The Lost Lemon Mine: The Greatest Mystery of the Canadian Rockies (1958) by Dan Riley, Tom Primrose, and Hugh Dempsey, and The Lost Lemon Mine: An Unsolved Mystery of the Old West (2011) by Ron Stewart, have attempted to explain the mystery, but many questions remain unanswered.

5. Death on the Kettle Valley Line

Peter Verigin, religious leader

Among the thousands who settled the Canadian West in the 1890s were Doukhobors from Russia. Peter Vasilievich Verigin was the leader of the Doukhobors, a pacifist sect from Russia. Many of his followers believed him to be semidivine. (See also Russian Canadians.)

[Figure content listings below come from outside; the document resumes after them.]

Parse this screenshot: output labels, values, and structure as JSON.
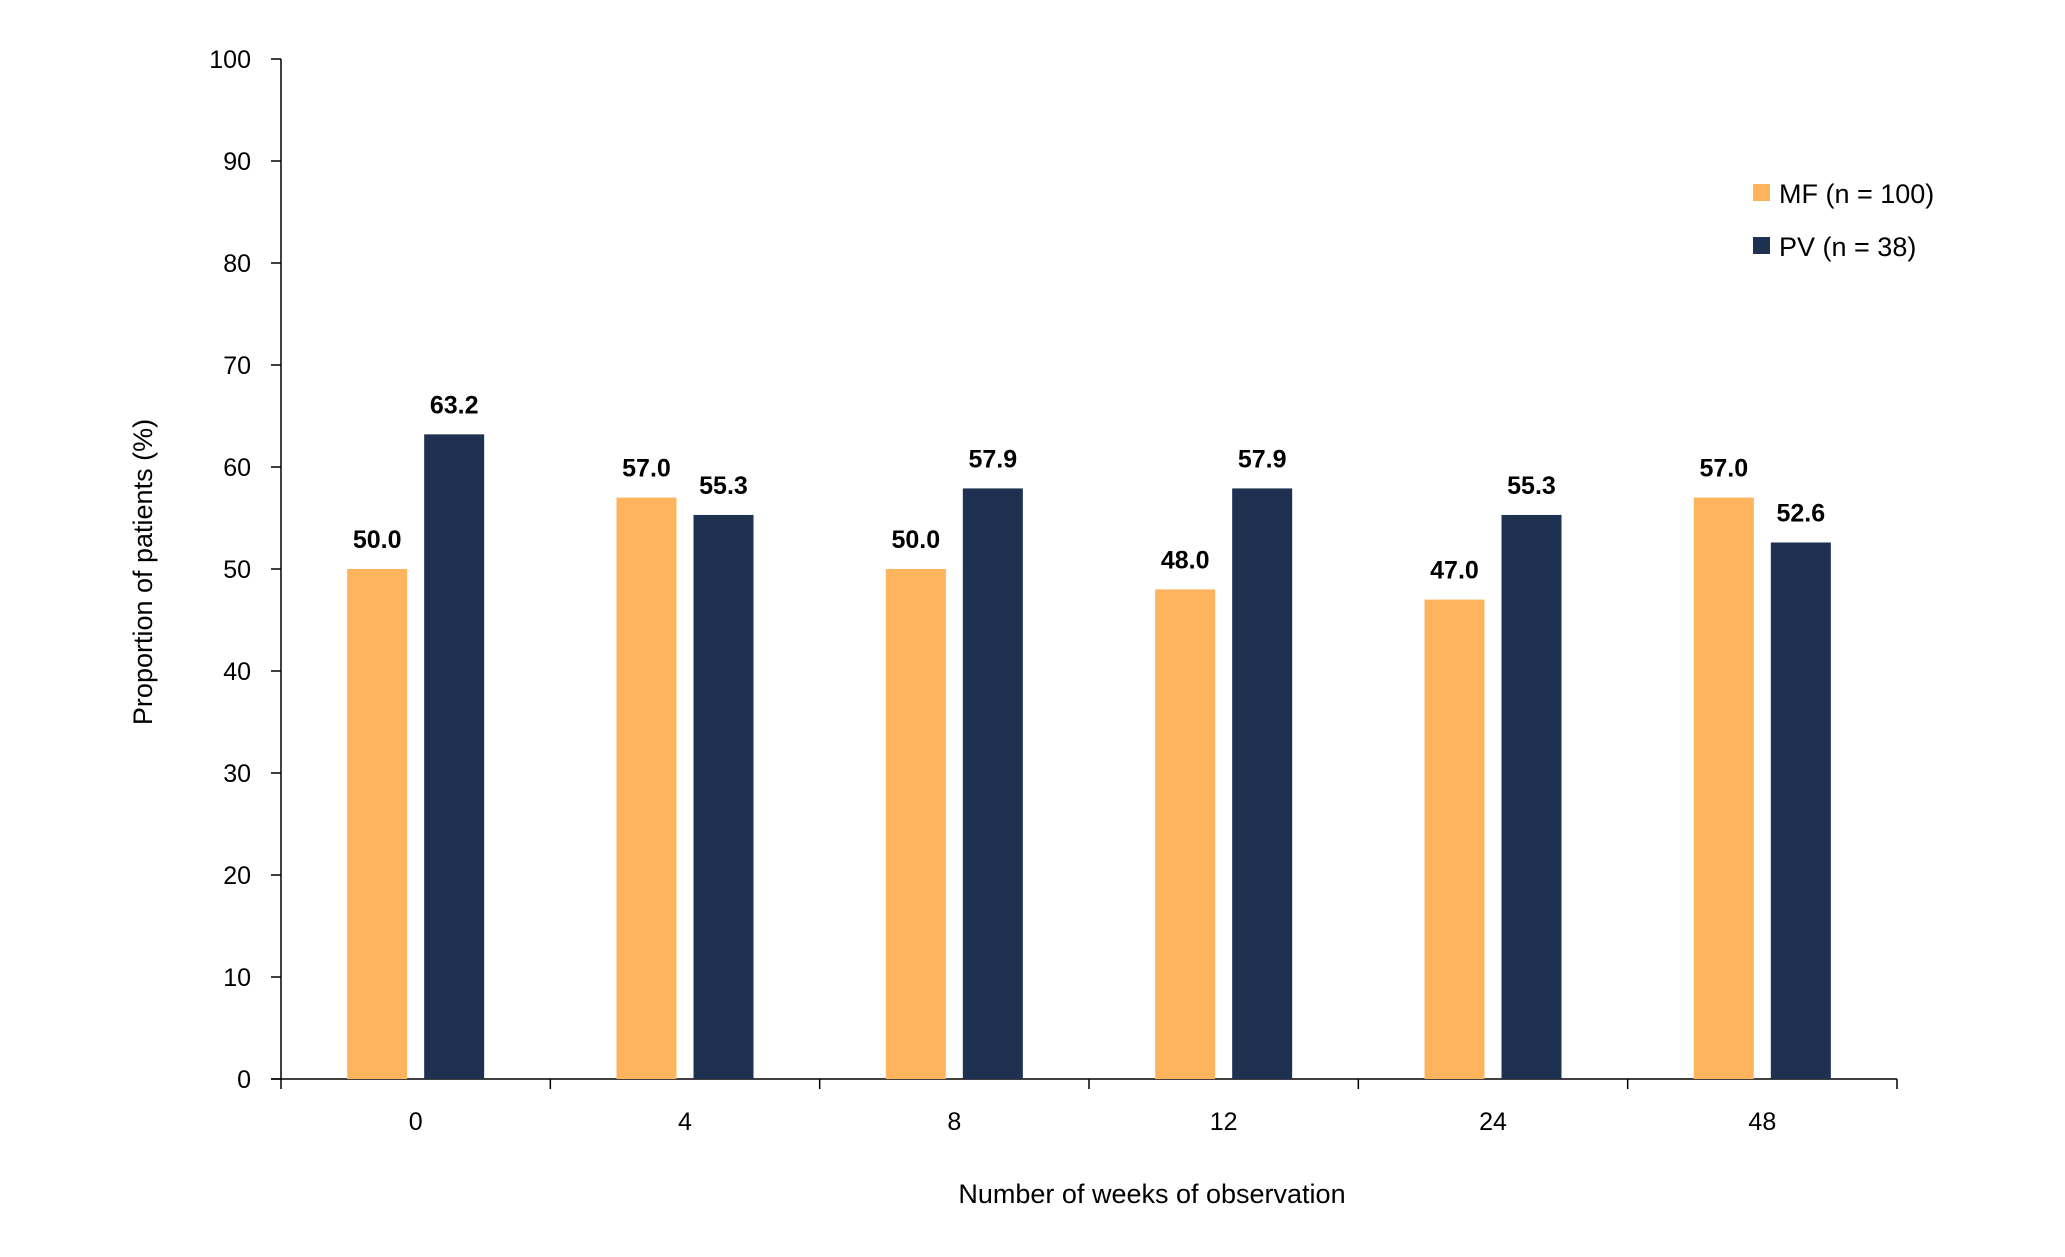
{
  "chart_data": {
    "type": "bar",
    "title": "",
    "xlabel": "Number of weeks of observation",
    "ylabel": "Proportion of patients (%)",
    "categories": [
      "0",
      "4",
      "8",
      "12",
      "24",
      "48"
    ],
    "ylim": [
      0,
      100
    ],
    "yticks": [
      0,
      10,
      20,
      30,
      40,
      50,
      60,
      70,
      80,
      90,
      100
    ],
    "grid": false,
    "legend_position": "top-right",
    "series": [
      {
        "name": "MF (n = 100)",
        "color": "#FDB45C",
        "values": [
          50.0,
          57.0,
          50.0,
          48.0,
          47.0,
          57.0
        ],
        "labels": [
          "50.0",
          "57.0",
          "50.0",
          "48.0",
          "47.0",
          "57.0"
        ]
      },
      {
        "name": "PV (n = 38)",
        "color": "#1F3150",
        "values": [
          63.2,
          55.3,
          57.9,
          57.9,
          55.3,
          52.6
        ],
        "labels": [
          "63.2",
          "55.3",
          "57.9",
          "57.9",
          "55.3",
          "52.6"
        ]
      }
    ]
  }
}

On 29 October 1924, the 65-year-old was travelling in a Canadian Pacific Railway car in British Columbia’s Kettle Valley when an explosion destroyed the train and killed him and all but two of his fellow passengers. An RCMP investigation was unable to conclude whether it was an accident or assassination.

Verigin’s son, Peter Petrovich, had threatened to kill his father during his 1905 visit to Canada. Suspicion fell on Peter Petrovich when, in 1927, he assumed the leadership of the Doukhobor sect in Canada. Groups within the Doukhobor community were also considered suspects. Independent Doukhobors wanted to pursue material wealth, while the Sons of Freedom wished to maintain traditional ways, and neither group thought Verigin represented their goals.

Others suspected the Russian government because at the end of the Russian Revolution, Russian officials asked the Doukhobors to return, but Verigin had refused. Meanwhile, many Western Canadians were suspicious of the Doukhobor culture, language and insularity, and someone motivated by nativist fear could have killed Verigin. The case remains unsolved.